In their legalist zeal, the Pharisees had added all kinds of restrictions to the Sabbath, and in so doing, they had forgotten God’s purpose in creating the day. The Sabbath was a day God mercifully provided as a day of rest for His people—a day to set aside the normal duties and obligations of work and spend time being refreshed by rest and worship. The Pharisees had added burden to what God intended to be blessing.
Jesus responded to the accusations of the Pharisees by simply reminding them that the Sabbath was created for the blessing of His people, by the mercies of God, to provide them a day of refreshment. God did not create people or the Sabbath in order to place impossible restrictions and burdens on their lives.
Matthew writes that Jesus borrowed from the Old Testament prophet Hosea (see Hosea 6:6). This point made by Jesus was
a direct thrust at the harsh and critical spirit of the Pharisees in the accusation that they had brought against His disciples. Jesus chides them for their lack of spiritual understanding of the Scriptures. If they had properly interpreted the words of Hosea (6:6), they would not have condemned His innocent disciples. In their lack of mercy, they harshly demanded compliance with their exacting rules (Edersheim).

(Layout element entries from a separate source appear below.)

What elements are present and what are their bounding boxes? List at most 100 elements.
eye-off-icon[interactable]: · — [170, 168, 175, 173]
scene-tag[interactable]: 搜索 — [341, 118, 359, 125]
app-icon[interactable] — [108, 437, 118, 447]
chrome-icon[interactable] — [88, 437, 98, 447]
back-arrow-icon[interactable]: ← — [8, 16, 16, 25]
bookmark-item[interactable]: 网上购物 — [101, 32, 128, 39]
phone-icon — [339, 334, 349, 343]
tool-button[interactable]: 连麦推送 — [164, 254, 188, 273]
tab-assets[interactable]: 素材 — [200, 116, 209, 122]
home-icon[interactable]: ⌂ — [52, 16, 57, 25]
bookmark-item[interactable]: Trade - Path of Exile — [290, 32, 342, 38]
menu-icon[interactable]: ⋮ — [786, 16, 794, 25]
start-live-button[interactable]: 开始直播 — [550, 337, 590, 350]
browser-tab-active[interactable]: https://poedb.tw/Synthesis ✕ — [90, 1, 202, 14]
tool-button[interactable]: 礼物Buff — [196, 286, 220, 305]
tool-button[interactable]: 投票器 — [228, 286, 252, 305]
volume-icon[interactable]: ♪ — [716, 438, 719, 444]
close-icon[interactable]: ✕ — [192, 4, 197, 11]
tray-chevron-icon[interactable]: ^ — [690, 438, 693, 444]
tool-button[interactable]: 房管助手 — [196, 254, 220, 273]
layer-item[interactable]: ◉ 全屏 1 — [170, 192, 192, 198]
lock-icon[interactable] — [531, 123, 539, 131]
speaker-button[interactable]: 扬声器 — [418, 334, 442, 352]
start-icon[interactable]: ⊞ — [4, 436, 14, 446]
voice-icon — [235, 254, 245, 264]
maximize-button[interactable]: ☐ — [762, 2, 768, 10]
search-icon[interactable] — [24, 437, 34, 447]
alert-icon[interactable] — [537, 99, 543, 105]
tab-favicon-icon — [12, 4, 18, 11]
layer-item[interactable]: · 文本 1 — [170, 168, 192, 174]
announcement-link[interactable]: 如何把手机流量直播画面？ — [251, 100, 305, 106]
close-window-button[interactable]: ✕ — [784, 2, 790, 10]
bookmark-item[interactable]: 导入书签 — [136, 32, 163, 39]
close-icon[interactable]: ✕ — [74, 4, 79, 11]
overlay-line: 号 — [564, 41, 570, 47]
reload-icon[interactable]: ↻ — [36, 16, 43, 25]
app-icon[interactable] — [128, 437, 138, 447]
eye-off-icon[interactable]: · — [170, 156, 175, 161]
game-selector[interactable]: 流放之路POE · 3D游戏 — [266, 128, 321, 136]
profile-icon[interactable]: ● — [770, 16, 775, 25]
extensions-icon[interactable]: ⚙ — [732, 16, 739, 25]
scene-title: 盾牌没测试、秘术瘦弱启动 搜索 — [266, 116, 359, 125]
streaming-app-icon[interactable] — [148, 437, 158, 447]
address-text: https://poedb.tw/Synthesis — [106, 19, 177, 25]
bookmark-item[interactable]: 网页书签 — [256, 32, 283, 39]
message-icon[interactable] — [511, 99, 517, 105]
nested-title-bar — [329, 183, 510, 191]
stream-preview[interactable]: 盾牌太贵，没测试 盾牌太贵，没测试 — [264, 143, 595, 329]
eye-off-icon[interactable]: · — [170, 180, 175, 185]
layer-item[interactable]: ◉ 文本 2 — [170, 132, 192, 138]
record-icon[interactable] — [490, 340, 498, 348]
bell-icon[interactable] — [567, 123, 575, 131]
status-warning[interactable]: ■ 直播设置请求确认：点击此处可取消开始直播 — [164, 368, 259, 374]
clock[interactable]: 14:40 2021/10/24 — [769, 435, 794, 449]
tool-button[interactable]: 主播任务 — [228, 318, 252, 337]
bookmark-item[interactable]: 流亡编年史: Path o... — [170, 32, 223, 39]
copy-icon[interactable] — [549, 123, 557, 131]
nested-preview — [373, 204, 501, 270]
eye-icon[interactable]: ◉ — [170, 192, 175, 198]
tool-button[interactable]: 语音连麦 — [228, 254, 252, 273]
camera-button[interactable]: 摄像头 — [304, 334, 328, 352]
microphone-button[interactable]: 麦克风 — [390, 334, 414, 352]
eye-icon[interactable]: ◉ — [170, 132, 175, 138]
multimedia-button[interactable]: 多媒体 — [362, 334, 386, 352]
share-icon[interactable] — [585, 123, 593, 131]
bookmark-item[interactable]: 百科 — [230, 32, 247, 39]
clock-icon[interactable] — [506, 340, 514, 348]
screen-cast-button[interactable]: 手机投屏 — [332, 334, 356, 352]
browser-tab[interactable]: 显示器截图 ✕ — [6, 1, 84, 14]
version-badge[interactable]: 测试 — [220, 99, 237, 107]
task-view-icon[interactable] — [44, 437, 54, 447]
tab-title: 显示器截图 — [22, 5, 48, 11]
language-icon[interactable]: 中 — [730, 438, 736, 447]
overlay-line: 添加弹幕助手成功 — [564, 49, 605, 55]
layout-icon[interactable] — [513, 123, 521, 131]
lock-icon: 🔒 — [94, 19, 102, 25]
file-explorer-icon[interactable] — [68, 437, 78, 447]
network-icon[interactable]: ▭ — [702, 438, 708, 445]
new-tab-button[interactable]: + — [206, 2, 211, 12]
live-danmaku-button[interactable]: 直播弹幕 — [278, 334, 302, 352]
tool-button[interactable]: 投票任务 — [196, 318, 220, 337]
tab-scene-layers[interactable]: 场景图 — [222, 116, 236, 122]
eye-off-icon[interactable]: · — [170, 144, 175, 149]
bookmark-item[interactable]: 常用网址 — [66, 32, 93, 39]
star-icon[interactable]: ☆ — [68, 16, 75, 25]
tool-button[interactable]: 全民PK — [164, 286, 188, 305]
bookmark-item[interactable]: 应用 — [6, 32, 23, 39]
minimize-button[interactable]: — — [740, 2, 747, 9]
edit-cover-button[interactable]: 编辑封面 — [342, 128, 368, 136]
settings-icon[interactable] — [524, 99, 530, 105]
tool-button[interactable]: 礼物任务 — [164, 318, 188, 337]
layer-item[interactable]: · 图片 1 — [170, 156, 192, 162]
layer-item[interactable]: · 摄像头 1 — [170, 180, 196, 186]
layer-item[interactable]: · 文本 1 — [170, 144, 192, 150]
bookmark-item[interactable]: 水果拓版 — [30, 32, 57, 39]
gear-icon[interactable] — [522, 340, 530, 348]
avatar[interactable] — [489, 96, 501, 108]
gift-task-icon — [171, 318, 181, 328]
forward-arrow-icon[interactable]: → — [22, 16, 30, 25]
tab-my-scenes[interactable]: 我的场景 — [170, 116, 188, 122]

(V28) Charles Swindoll says:
No one dared to challenge the Pharisees’ exclusive jurisdiction as police, judge, and jury over all matters of the Sabbath. That is, until Jesus. His bold claim, “The Son of Man is the Lord of the Sabbath,” challenged the authority of the Pharisees who had tried to steal it from God. Jesus said in effect, “Because the law came from God, it can never be greater than God. The Lord blessed the Sabbath day and made it holy (Ex 20:11). I, the Son of Man, am the Lord of the Sabbath. The Sabbath is not yours to control; it is mine because I am God. Therefore, I am taking it back from you.”
In today’s lesson, the Pharisees brought the confrontation to Jesus. In next week’s lesson, we will continue our study on the Sabbath, but we will find in the Scripture passage that Jesus deliberately challenged the authority of the Pharisees on what they would have considered their home turf.
Questions and Application
• In your own words, please prayerfully write a brief summary of today’s Scripture passage and the lessons we receive from it.
• It is important for us to remember that Jesus never broke any law of God. He did not break God’s law concerning the Sabbath. Why did Jesus’ response cause such a problem for the Pharisees?
• What lesson can you take from today’s study?